Christmas is my favorite season of the year. I enjoy the songs, the decorations, the smells, the sounds, and all that goes into the December atmosphere. What I most enjoy about the Christmas season though is Advent – joining men and women from around the globe and throughout history to wait on the promises of God.
I have been meditating on the Christmas account in the book of Matthew this Advent season, and one of the aspects that has jumped out in new and fresh ways comes from the part nobody reads – the genealogy of Jesus.
Most of us have heard about the virgin birth, the wise Magi, the shepherds, the star, and the scene at the stable. As important as those are, Matthew devotes 17 whole verses of the Christmas story to the family tree of Jesus.
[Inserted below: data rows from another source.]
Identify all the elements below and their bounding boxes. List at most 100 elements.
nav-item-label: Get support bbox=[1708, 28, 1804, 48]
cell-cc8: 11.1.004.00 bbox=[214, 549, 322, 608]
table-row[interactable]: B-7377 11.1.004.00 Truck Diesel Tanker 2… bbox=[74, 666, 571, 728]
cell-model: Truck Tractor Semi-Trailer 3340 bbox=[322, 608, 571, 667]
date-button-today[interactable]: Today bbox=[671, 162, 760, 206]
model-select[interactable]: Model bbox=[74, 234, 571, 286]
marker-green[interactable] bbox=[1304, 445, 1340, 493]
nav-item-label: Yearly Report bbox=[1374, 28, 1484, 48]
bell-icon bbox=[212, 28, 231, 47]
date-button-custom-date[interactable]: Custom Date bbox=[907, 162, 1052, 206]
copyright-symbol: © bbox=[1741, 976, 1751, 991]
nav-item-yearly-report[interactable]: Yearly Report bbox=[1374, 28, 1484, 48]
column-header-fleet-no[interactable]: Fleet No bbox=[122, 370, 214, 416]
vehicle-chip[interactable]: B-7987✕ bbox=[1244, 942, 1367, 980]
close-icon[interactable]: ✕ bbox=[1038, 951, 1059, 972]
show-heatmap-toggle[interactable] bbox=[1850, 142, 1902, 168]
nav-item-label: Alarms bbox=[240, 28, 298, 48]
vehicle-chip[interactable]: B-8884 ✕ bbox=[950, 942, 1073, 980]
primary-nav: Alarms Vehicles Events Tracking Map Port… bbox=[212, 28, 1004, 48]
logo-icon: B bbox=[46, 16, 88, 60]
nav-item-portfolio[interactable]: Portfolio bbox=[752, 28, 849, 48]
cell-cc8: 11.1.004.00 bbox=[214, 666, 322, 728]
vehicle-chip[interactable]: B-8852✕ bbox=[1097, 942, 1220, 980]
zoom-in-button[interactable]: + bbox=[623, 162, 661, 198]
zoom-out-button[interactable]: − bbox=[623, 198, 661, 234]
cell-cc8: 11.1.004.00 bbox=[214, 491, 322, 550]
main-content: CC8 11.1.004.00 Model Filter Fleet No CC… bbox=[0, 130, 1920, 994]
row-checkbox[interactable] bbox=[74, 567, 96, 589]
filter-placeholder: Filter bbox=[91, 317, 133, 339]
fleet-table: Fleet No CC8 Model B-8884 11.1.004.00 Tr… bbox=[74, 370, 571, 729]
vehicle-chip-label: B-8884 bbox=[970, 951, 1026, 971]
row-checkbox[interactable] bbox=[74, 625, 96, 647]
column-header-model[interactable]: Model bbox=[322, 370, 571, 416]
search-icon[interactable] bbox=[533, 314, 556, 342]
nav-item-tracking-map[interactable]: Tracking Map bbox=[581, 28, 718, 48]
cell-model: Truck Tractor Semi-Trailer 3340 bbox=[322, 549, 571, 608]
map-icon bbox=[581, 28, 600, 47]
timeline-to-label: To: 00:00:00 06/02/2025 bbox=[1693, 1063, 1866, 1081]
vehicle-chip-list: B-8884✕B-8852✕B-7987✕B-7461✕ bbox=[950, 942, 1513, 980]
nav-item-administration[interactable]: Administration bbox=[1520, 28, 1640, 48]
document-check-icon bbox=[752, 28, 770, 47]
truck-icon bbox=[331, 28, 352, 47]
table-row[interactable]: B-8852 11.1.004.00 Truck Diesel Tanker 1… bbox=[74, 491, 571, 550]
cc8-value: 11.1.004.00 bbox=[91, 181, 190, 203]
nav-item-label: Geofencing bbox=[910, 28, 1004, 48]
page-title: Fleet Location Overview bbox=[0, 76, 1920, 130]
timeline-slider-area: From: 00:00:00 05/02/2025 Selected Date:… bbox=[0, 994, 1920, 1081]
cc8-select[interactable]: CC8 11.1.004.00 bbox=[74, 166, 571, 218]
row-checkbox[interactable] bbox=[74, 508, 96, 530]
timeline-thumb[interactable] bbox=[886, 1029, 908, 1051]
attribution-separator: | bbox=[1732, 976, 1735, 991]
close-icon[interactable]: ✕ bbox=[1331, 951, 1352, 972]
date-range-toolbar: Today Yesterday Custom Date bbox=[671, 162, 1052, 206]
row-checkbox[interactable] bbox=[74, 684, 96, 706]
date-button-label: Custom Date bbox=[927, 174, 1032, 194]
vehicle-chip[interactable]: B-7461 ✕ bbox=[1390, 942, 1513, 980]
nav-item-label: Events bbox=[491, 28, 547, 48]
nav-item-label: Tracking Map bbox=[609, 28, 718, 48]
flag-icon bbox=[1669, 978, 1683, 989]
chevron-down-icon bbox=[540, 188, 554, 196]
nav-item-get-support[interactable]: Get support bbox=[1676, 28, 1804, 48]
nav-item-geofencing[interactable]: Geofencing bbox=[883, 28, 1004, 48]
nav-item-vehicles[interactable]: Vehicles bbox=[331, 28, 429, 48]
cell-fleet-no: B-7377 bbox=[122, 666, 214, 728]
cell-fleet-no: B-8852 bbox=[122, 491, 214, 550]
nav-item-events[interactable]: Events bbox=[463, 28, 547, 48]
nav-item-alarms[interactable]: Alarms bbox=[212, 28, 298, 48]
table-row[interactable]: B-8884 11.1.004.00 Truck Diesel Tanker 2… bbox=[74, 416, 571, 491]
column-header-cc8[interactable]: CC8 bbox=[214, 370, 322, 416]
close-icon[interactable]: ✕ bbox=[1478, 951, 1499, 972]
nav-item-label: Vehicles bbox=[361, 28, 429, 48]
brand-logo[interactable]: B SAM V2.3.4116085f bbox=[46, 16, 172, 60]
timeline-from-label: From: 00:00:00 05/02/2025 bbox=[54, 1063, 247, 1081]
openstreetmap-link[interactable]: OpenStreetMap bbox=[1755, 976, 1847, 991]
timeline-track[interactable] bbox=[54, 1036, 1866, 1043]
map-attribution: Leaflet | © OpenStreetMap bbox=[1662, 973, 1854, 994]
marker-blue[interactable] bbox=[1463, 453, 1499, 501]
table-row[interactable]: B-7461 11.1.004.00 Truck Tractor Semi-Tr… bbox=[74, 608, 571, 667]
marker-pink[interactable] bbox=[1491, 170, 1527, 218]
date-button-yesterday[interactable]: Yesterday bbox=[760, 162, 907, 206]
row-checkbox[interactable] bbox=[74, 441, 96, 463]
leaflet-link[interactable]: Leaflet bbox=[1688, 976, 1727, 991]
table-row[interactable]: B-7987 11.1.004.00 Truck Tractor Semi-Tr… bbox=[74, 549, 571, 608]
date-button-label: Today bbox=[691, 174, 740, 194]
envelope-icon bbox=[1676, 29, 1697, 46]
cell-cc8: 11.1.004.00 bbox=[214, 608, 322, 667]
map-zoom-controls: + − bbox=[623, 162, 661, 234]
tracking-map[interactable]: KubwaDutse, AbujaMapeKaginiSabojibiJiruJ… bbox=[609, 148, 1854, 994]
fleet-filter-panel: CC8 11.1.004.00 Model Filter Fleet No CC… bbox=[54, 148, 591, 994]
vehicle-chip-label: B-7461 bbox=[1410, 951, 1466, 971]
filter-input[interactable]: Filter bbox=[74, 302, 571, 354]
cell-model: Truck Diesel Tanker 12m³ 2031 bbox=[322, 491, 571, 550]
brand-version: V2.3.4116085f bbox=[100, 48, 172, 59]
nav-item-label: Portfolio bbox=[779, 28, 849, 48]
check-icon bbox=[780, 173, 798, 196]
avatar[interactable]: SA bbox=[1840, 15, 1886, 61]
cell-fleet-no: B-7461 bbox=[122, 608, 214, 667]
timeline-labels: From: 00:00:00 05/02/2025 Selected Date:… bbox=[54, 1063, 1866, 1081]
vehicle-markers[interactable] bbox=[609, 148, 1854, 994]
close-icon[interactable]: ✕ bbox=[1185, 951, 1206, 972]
As I have studied this passage that introduces both the Christmas story and the New Testament, I have been amazed to find out how much scholarly work has been devoted to analyzing it. Volumes and volumes have been penned suggesting important applications of the genealogy of Jesus.
Upon reading a variety of commentaries I found that there is one thing everyone agrees on – it is amazing that the genealogy includes women – 5 of them if you include Mary.
Why is that amazing?
We see genealogies as family trees, which they are, but to the ancient culture they were far more than that – they were a resume. You were showing off the best of your heritage. Because of that it was not unusual to highlight the best and leave out the worst.
And though the religious people and secular people of that day didn’t have that much in common, they unfortunately did share one thing: a low view of women. Women did not have much respect, status, or honor in that culture. Therefore it is highly unusual in either secular or religious genealogies to see women included at all, much less 5 of them.
So what does that mean?
At least two things I think. For one, for Matthew to so deliberately do it was to make a loud statement. Women were a significant part of the journey of God up to this point, and they would continue to play a central role moving forward. Mary would bring Jesus into the world and raise him. And once Jesus grew into adulthood and became a Rabbi he had both female disciples (unheard of) and female venture capitalists that helped fund his ministry. He was a gender reformer without a doubt.
Secondly, because it was so unusual to see women in a genealogy, it must mean that all four of these women leading up to Mary must represent important messages of the Christmas story. I will spend the next four posts looking at each one and the message I believe that woman of Christmas points us two. I hope each story connects you to the heart of the Christmas story in the way that it has for me this Advent season.